In order to create a testbed for anomaly detection, I need to create some tasks that may never finish (unless you manually kill them) in ES. Is there any way to do that? I do find some problems with storage hardware may result in such tasks, and probably I can rely on some known bugs and ES of the corresponding versions to do that. But is there any regular approach to creating such tasks?
Maybe I can use Groovy scripting to send a task that does nothing but sleep for a long time to occupy the thread pool?
Oh, Groovy is not supported since ES 6... So maybe I can use
expert_scripts to do that?
I am not sure this is possible. Why does the task need to run within Elasticsearch? Can you not instead monitor an external process that is easier to manipulate?
Sadly, I cannot... Have to build a long-running task that only consumes a little CPU time within ES.
Sorry for the late reply...
We are going to develop some anomaly detection techniques and use ES to validate these developed techniques.
Overall, we want to implement an example where one task may considerably degrade the performance of the whole ES system. In this case, an operator could manually cancel the corresponding task in order to improve the performance of ES.

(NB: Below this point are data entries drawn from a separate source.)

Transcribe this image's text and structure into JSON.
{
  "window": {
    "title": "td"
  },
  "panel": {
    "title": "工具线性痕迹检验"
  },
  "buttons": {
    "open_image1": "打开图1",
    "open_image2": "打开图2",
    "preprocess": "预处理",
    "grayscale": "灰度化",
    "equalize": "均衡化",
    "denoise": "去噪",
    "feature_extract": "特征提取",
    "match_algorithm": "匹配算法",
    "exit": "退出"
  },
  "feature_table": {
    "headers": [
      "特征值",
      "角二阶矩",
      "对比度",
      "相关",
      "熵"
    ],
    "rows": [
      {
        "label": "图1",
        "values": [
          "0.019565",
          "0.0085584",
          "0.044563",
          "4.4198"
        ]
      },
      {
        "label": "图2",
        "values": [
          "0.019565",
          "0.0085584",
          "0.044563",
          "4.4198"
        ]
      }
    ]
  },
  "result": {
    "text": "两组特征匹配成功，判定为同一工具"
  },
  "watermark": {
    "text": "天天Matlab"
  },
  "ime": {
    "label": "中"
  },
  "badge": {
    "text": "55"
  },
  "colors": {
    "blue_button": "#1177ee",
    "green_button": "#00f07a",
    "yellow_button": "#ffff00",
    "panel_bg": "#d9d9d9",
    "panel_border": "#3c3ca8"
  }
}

One such case I can imagine is that if a long-running task somehow occupies a thread from the thread pool for a long time but does nothing, the whole system may suffer.
A better example could be: if an important task t1, such as create index, is somehow blocked for a while due to an unimportant task t2, and an operator could improve the system performance by canceling t2 and then re-send t2.
Such a case has been found in MySQL, where a backup task that needs to get the global read lock could be blocked by a long-running query. Reference: Handling long-running queries in MySQL with Percona XtraBackup
But I cannot find such a case in ES. I'm now reading the source codes of these important tasks in ES and hopefully I can find a satisfying case.